Subitamente aquele efeito cessou e ele notou que Orfeu tocava seu ombro e olhando pensativo em volta. Flamir fez o mesmo e ficou atônito.
As barreiras sociais, as fronteiras de propriedade e até de espaço pessoal, sendo substituídas pela mera lei do mais forte. A comunicação clara e elegante do idioma Verdade, sendo trocada por gritos, uivos e grunhidos. Os objetos construídos pelo engenho humano, depredados e descartados de maneira revoltante. As pessoas foram reduzidas a animais.
-Porque, Orfeu? Os antigos criaram esse objeto? Eles queriam essa crueldade?
E ambos afundaram no chão, buscando refúgio no subsolo, para longe do espetáculo nefasto.
-Limites… Nos deram limites! - Quando ele disse isso, Flamir viu que, à medida em que desciam pelo solo, inumeráveis ruínas de construções dos antigos. Porém, junto a essas numeneras, ele via também sinais claros da presença humana, dos esforços de várias gerações, e também de aparente fracasso, como se a obra fosse iniciada, então abandonada até se transformar em ruínas, e depois recomeçada.

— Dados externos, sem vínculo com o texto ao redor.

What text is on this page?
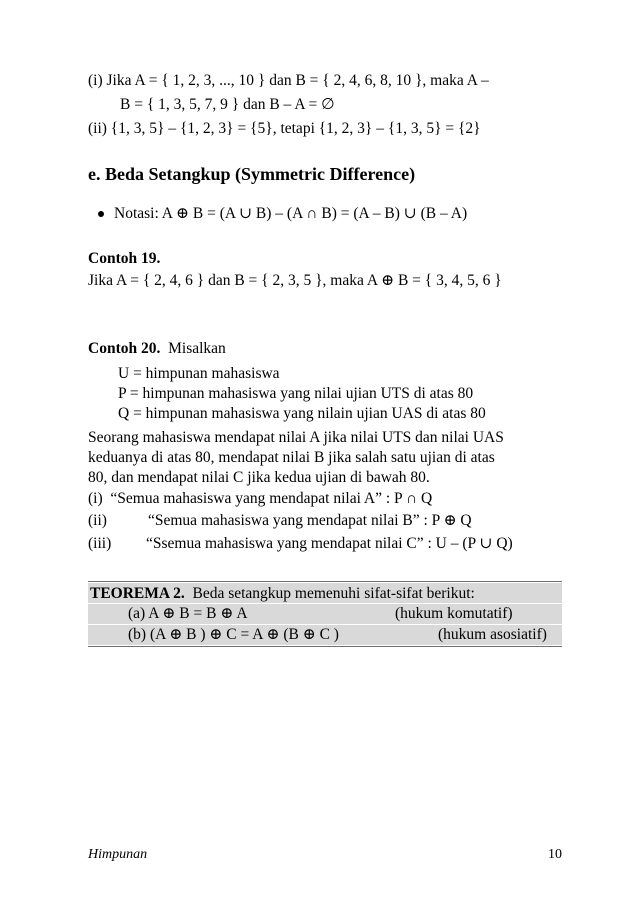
(i) Jika A = { 1, 2, 3, ..., 10 } dan B = { 2, 4, 6, 8, 10 }, maka A –
B = { 1, 3, 5, 7, 9 } dan B – A = ∅
(ii) {1, 3, 5} – {1, 2, 3} = {5}, tetapi {1, 2, 3} – {1, 3, 5} = {2}
e. Beda Setangkup (Symmetric Difference)
Notasi: A ⊕ B = (A ∪ B) – (A ∩ B) = (A – B) ∪ (B – A)
Contoh 19.
Jika A = { 2, 4, 6 } dan B = { 2, 3, 5 }, maka A ⊕ B = { 3, 4, 5, 6 }
Contoh 20. Misalkan
U = himpunan mahasiswa
P = himpunan mahasiswa yang nilai ujian UTS di atas 80
Q = himpunan mahasiswa yang nilain ujian UAS di atas 80
Seorang mahasiswa mendapat nilai A jika nilai UTS dan nilai UAS
keduanya di atas 80, mendapat nilai B jika salah satu ujian di atas
80, dan mendapat nilai C jika kedua ujian di bawah 80.
(i) “Semua mahasiswa yang mendapat nilai A” : P ∩ Q
(ii)	“Semua mahasiswa yang mendapat nilai B” : P ⊕ Q
(iii) “Ssemua mahasiswa yang mendapat nilai C” : U – (P ∪ Q)
TEOREMA 2. Beda setangkup memenuhi sifat-sifat berikut:
(a) A ⊕ B = B ⊕ A	(hukum komutatif)
(b) (A ⊕ B ) ⊕ C = A ⊕ (B ⊕ C )	(hukum asosiatif)
Himpunan	10
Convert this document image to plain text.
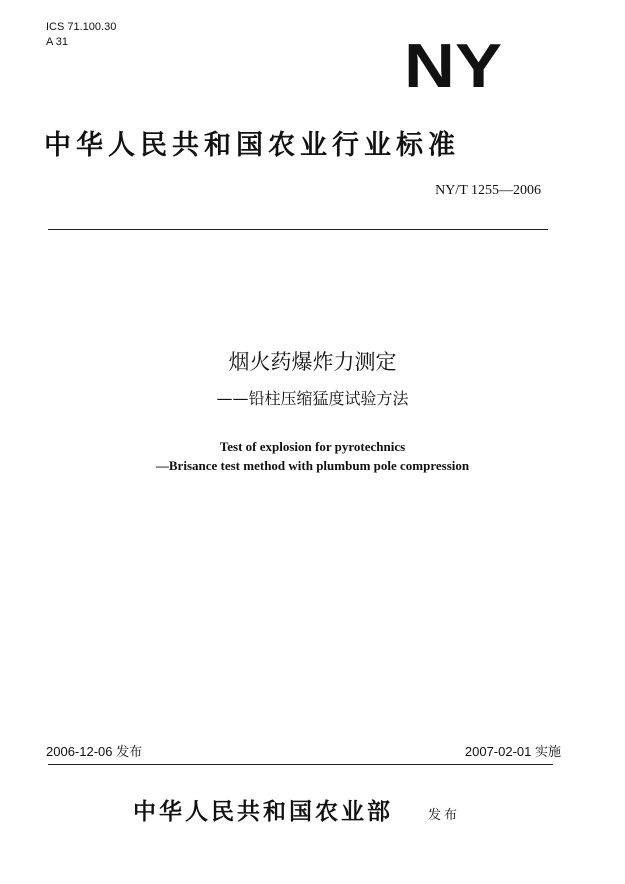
ICS 71.100.30
A 31	NY
中华人民共和国农业行业标准
NY/T 1255—2006
烟火药爆炸力测定
——铅柱压缩猛度试验方法
Test of explosion for pyrotechnics
—Brisance test method with plumbum pole compression
2006-12-06 发布	2007-02-01 实施
中华人民共和国农业部	发布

Flamir acordou impressionado. Olhou para o céu e ficou a imaginar se, entre as órbitas dos corpos naturais e numeneras, havia algum mecanismo responsável pela prisão dos homens, impedindo que progredissem até o nível de poder dos antigos, ou ao menos até o máximo do seu potencial.
Seriam os humanos prisioneiros tristonhos e melancólicos devido à falta de esperança de seu cativeiro? Será que não havia esperança no futuro tanto quanto iluminação no passado?
Flamir se levantou, pegou um grande caderno gasto, procurou as folhas em branco perto do final, e começou a esboçar mais uma teoria.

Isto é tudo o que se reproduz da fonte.